Appelé à remplacer au débotté l’opposant Jean Gaspard Ntoutoume Ayi qui venait de se désister à la dernière minute, l’avocat du collectif Appel à agir, Me Calvin Job, s’est montré à la peine face au très expérimenté avocat du président gabonais. 

Deux passages illustrent tout particulièrement les difficultés qu’a eues l’avocat d’Appel à agir à déployer son argumentaire juridique. Le premier concerne la hiérarchie des juridiction, méconnue en l’espèce par le premier président de la Cour d’appel de Libreville, le juge Akolly.

« Le Gabon est un Etat de droit. Le magistrat se doit d’obéir à la loi. (La juge Akolly) s’est écarté de son serment. Et la Cour de cassation qui est la juridiction suprême au Gabon a rendu une décision qui imposait à la Cour d’appel de surseoir à statuer. C’est une règle de procédure basique, élémentaire. (…) Or, nous avons saisi, avec mon confrère, la Cour de cassation. Et cette saisine emporte automatiquement le transfert du dossier de la Cour d’appel vers la Cour de cassation. De ce fait, la Cour d’appel est immédiatement dessaisie, a expliqué l’avocat du président gabonais », a clairement rappelé l’avocat du président gaboanis.
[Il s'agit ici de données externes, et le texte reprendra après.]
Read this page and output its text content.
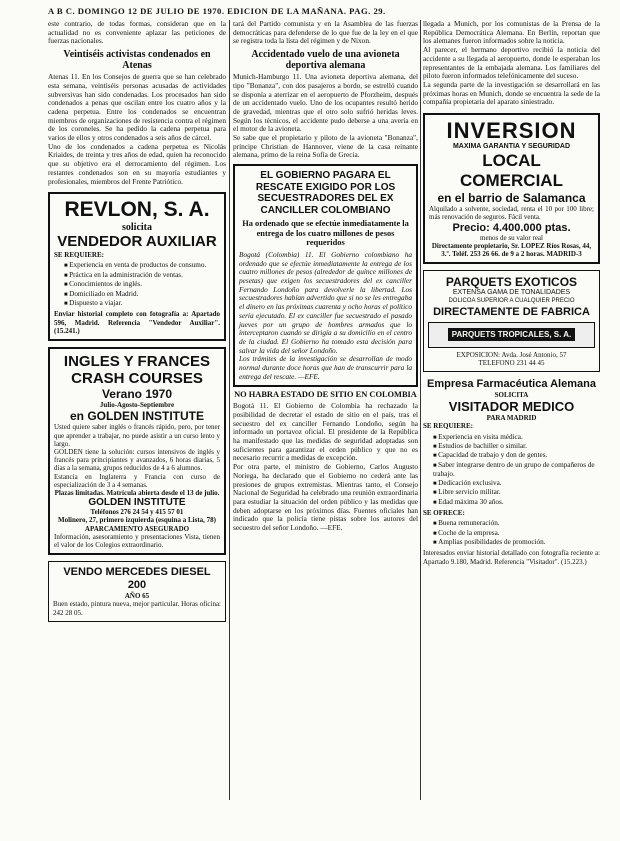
A B C. DOMINGO 12 DE JULIO DE 1970. EDICION DE LA MAÑANA. PAG. 29.

este contrario, de todas formas, consideran que en la actualidad no es conveniente aplazar las peticiones de fuerzas nacionales.

Veintiséis activistas condenados en Atenas

Atenas 11. En los Consejos de guerra que se han celebrado esta semana, veintiséis personas acusadas de actividades subversivas han sido condenadas. Los procesados han sido condenados a penas que oscilan entre los cuatro años y la cadena perpetua. Entre los condenados se encuentran miembros de organizaciones de resistencia contra el régimen de los coroneles. Se ha pedido la cadena perpetua para varios de ellos y otros condenados a seis años de cárcel.

Uno de los condenados a cadena perpetua es Nicolás Kriaides, de treinta y tres años de edad, quien ha reconocido que su objetivo era el derrocamiento del régimen. Los restantes condenados son en su mayoría estudiantes y profesionales, miembros del Frente Patriótico.

REVLON, S. A.
solicita
VENDEDOR AUXILIAR
SE REQUIERE:
■ Experiencia en venta de productos de consumo.
■ Práctica en la administración de ventas.
■ Conocimientos de inglés.
■ Domiciliado en Madrid.
■ Dispuesto a viajar.

Enviar historial completo con fotografía a: Apartado 596, Madrid. Referencia "Vendedor Auxiliar". (15.241.)

INGLES Y FRANCES
CRASH COURSES
Verano 1970
Julio-Agosto-Septiembre
en GOLDEN INSTITUTE

Usted quiere saber inglés o francés rápido, pero, por tener que aprender a trabajar, no puede asistir a un curso lento y largo.

GOLDEN tiene la solución: cursos intensivos de inglés y francés para principiantes y avanzados, 6 horas diarias, 5 días a la semana, grupos reducidos de 4 a 6 alumnos.

Estancia en Inglaterra y Francia con curso de especialización de 3 a 4 semanas.

Plazas limitadas. Matrícula abierta desde el 13 de julio.

GOLDEN INSTITUTE
Teléfonos 276 24 54 y 415 57 01
Molinero, 27, primero izquierda (esquina a Lista, 78)
APARCAMIENTO ASEGURADO

Información, asesoramiento y presentaciones Vista, tienen el valor de los Colegios extraordinario.

VENDO MERCEDES DIESEL 200
AÑO 65

Buen estado, pintura nueva, mejor particular. Horas oficina: 242 28 05.

tará del Partido comunista y en la Asamblea de las fuerzas democráticas para defenderse de lo que fue de la ley en el que se registra toda la lista del régimen y de Nixon.

Accidentado vuelo de una avioneta deportiva alemana

Munich-Hamburgo 11. Una avioneta deportiva alemana, del tipo "Bonanza", con dos pasajeros a bordo, se estrelló cuando se disponía a aterrizar en el aeropuerto de Pforzheim, después de un accidentado vuelo. Uno de los ocupantes resultó herido de gravedad, mientras que el otro solo sufrió heridas leves. Según los técnicos, el accidente pudo deberse a una avería en el motor de la avioneta.

Se sabe que el propietario y piloto de la avioneta "Bonanza", príncipe Christian de Hannover, viene de la casa reinante alemana, primo de la reina Sofía de Grecia.

EL GOBIERNO PAGARA EL RESCATE EXIGIDO POR LOS SECUESTRADORES DEL EX CANCILLER COLOMBIANO
Ha ordenado que se efectúe inmediatamente la entrega de los cuatro millones de pesos requeridos

Bogotá (Colombia) 11. El Gobierno colombiano ha ordenado que se efectúe inmediatamente la entrega de los cuatro millones de pesos (alrededor de quince millones de pesetas) que exigen los secuestradores del ex canciller Fernando Londoño para devolverle la libertad. Los secuestradores habían advertido que si no se les entregaba el dinero en las próximas cuarenta y ocho horas el político sería ejecutado. El ex canciller fue secuestrado el pasado jueves por un grupo de hombres armados que lo interceptaron cuando se dirigía a su domicilio en el centro de la ciudad. El Gobierno ha tomado esta decisión para salvar la vida del señor Londoño.

Los trámites de la investigación se desarrollan de modo normal durante doce horas que han de transcurrir para la entrega del rescate. —EFE.

NO HABRA ESTADO DE SITIO EN COLOMBIA

Bogotá 11. El Gobierno de Colombia ha rechazado la posibilidad de decretar el estado de sitio en el país, tras el secuestro del ex canciller Fernando Londoño, según ha informado un portavoz oficial. El presidente de la República ha manifestado que las medidas de seguridad adoptadas son suficientes para garantizar el orden público y que no es necesario recurrir a medidas de excepción.

Por otra parte, el ministro de Gobierno, Carlos Augusto Noriega, ha declarado que el Gobierno no cederá ante las presiones de grupos extremistas. Mientras tanto, el Consejo Nacional de Seguridad ha celebrado una reunión extraordinaria para estudiar la situación del orden público y las medidas que deben adoptarse en los próximos días. Fuentes oficiales han indicado que la policía tiene pistas sobre los autores del secuestro del señor Londoño. —EFE.

llegada a Munich, por los comunistas de la Prensa de la República Democrática Alemana. En Berlín, reportan que los alemanes fueron informados sobre la noticia.

Al parecer, el hermano deportivo recibió la noticia del accidente a su llegada al aeropuerto, donde le esperaban los representantes de la embajada alemana. Los familiares del piloto fueron informados telefónicamente del suceso.

La segunda parte de la investigación se desarrollará en las próximas horas en Munich, donde se encuentra la sede de la compañía propietaria del aparato siniestrado.

INVERSION
MAXIMA GARANTIA Y SEGURIDAD
LOCAL COMERCIAL
en el barrio de Salamanca

Alquilado a solvente, sociedad, renta el 10 por 100 libre; más renovación de seguros. Fácil venta.

Precio: 4.400.000 ptas.
menos de su valor real

Directamente propietario, Sr. LOPEZ Ríos Rosas, 44, 3.º. Teléf. 253 26 66. de 9 a 2 horas. MADRID-3

PARQUETS EXOTICOS
EXTENSA GAMA DE TONALIDADES
DOLICOA SUPERIOR A CUALQUIER PRECIO
DIRECTAMENTE DE FABRICA
PARQUETS TROPICALES, S. A.
EXPOSICION: Avda. José Antonio, 57
TELEFONO 231 44 45
Empresa Farmacéutica Alemana
SOLICITA
VISITADOR MEDICO
PARA MADRID
SE REQUIERE:
■ Experiencia en visita médica.
■ Estudios de bachiller o similar.
■ Capacidad de trabajo y don de gentes.
■ Saber integrarse dentro de un grupo de compañeros de trabajo.
■ Dedicación exclusiva.
■ Libre servicio militar.
■ Edad máxima 30 años.
SE OFRECE:
■ Buena remuneración.
■ Coche de la empresa.
■ Amplias posibilidades de promoción.

Interesados enviar historial detallado con fotografía reciente a: Apartado 9.180, Madrid. Referencia "Visitador". (15.223.)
Or, pour Me Job, « faire appel à la Cour de cassation relève d’une volonté de neutraliser la justice. » Un argument pour le moins étonnant, manifestement spécieux, qui suscite un léger malaise sur le plateau… Ce à quoi Me Mavoungou rétorquera : « Il n’est pas question ici de raconter des inepties. La Cour de cassation est l’instance suprême. Dès lors qu’elle s’est prononcée, qu’elle a rendu une décision de sursis, la juridiction inférieure, la Cour d’appel en l’occurrence, doit s’y conformer. Sinon, on est plus dans un Etat de droit. Et d’ajouter avec insistance : Les juridictions ordinaires ne sont pas compétentes pour faire comparaître devant elle le chef de l’Etat. » 

Rebelote sur la question de la validité de la suspension de la Juge Akolly. « Cette décision trouve son fondement dans la loi portant statut des magistrats qui dispose que c’est le responsable de l’administration centrale du ministère de la Justice qui prend valablement la mesure conservatoire lorsque le magistrat s’est écarté de son serment, explique Me Mavoungou. Et celui-ci de préciser que « ça n’est pas la première fois que cela arrive au Gabon. » Ce à quoi Me Calvin Job, manifestement à court d’argument, ne trouvera rien à redire.

Peu à son aise durant le débat, l’avocat d’Appel à agir a éludé la question de l’intérêt à agir du collectif d’opposants dans le cadre de cette action en justice et s’est montré paradoxal, pour ne pas dire contradictoire, dans son argumentation sur la séparation des pouvoirs. Un principe constitutionnel qui prescrit justement qu’un juge, qui ressort de l’ordre judiciaire, ne peut convoquer un président de la République, plus haut représentant de l’Exécutif.

Enfin, Me Job a eu le plus grand mal à justifier ce qui est également perçu à tout le moins comme un paradoxe, voire une contradiction : alors que ses clients soutiennent que le Gabon n’est pas un Etat de droit (NDLR : entendu au sens occidental du terme), il recourt tout de même à la Justice, qui en est une des pièces maîtresses. Ici aussi, le téléspectateur a vainement attendu un début de réponse.